Many if not all of us have been sick because of bacteria, with a trip to the GP seeing us walk away with a script for some kind of antibiotic.

With bacterial infections having the potential to be quite deadly and causing people to deteriorate within hours while identifying the specific kind of bacteria (and which antibiotic is the best to treat with) can take days, doctors are often forced to use a best guess, “one-size-fits-all” antibiotic to treat patients.

But, patients could soon be treated with a more targeted option, thanks to a new testing method that could identify bacteria within hours.

A team of researchers from the Harry Perkins Institute of Medical Research, the University of Western Australia, and PathWest Laboratory Medicine WA have developed a process that first confirms that bacteria is causing a patient’s illness, before then determining which antibiotic will be the most effective.

Dr Kieran Mulroney, a UWA Prospect Fellow involved in the research, says this new method not only helps doctors find the best treatments for their patients, but also combats the growing problem of antibiotic resistance.

“The established method involves growing bacteria from a patient sample then applying different antibiotics to see which are effective. Patients with serious infections cannot wait the several days it can take to return antibiotic test results. Consequently, the patient's doctor has to rely on a best guess, 'one-size-fits-all', antibiotic choice to treat patients,” he explains.

“The biggest problem with prescribing broad-spectrum antibiotics is that it encourages some bacteria to become resistant to the antibiotics. This is a growing and serious problem world-wide, because antibiotic resistant bacteria can spread from person to person and reduce treatment options.

He says that using broad spectrum antibiotics is one of the “key drivers” in antibiotic resistance spreading.

“New tests are urgently needed that give doctors evidence they can rely on to select the right antibiotic” he says.

The new method consists of two stages, with the first involving a 30-minute test, rather than taking one to two days, to determine whether a person is ill as a result of a bacterial infection.

“Once a patient has a confirmed bacterial infection, we then expose the bacteria to different types of antibiotics in the laboratory. Using a device that measures hundreds of thousands of individual bacteria in just a few seconds, the research team can detect the damage antibiotics cause to bacteria, and then use this information to confirm which antibiotic will be an effective treatment. We can predict which antibiotics will be effective to treat that infection with 96.9% accuracy,” Dr Mulroney said.

Dr Aron Chakera, a renal physician at Sir Charles Gairdner Hospital who was also involved in the research, says it could be potentially life-saving for patients with chronic illnesses.

“As a renal physician I treat patients with end-stage kidney disease who need to be in hospitals or clinics for several hours a week connected to dialysis machines. Many could manage their own dialysis using a surgically implanted catheter, which actually has better outcomes, is far less costly and is more satisfying for patients, but the ever-present fear of infection from the catheter deters many from choosing it,” Dr Charkera explains.

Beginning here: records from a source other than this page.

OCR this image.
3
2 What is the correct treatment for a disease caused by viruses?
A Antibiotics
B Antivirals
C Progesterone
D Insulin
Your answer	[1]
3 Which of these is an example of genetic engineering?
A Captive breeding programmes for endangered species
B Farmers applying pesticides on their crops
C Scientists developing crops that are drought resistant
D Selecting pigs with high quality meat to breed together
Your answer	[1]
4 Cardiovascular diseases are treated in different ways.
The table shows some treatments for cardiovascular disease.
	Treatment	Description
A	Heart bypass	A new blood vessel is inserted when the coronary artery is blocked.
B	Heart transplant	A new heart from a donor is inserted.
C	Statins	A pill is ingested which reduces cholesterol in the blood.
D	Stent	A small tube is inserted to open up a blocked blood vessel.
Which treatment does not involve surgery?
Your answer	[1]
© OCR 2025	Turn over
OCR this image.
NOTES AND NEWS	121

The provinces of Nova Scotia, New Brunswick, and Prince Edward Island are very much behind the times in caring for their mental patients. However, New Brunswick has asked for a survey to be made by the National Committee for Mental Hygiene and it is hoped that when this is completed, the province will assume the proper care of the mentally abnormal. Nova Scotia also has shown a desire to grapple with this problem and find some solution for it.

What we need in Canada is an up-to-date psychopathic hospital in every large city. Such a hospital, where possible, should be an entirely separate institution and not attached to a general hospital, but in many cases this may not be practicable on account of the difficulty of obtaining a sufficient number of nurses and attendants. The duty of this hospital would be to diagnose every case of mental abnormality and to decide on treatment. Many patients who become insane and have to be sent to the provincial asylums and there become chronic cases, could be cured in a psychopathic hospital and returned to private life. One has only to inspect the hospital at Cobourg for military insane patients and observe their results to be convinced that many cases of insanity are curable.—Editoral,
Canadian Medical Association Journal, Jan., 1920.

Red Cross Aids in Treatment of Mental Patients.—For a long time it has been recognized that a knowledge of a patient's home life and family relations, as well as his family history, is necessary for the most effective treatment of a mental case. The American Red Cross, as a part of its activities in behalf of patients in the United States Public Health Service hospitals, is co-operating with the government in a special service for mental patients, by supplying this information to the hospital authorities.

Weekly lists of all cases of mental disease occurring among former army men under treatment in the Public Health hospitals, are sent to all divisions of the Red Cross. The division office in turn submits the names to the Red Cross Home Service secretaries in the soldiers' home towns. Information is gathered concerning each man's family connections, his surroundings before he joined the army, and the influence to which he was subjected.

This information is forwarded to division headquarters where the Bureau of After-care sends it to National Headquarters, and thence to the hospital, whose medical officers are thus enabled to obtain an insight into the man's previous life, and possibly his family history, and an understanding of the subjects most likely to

“This new test would give confidence to patients and their treating doctors.”

WA Country Health Service Translation Fellow Dr Tim Inglis, who was also involved in the research, notes that the need for rapid test results has been made all the more apparent since the start of the COVID-19 pandemic, and that the challenge of antibiotic resistance will still remain once Covid has tailed off.

“Even in the most advanced health systems, hospital patients risk bacterial infection through trauma wounds, surgery sites, breathing machines and indwelling catheters,” he explains. 

“This can lead to pneumonia, urinary tract, abdominal and bloodstream infections. Applying the research team's new technology to these infections is expected to transform how quickly and effectively we treat patients in Western Australia and further afield.”

Their work was published in the international medical journal The Lancet eBiomedicine.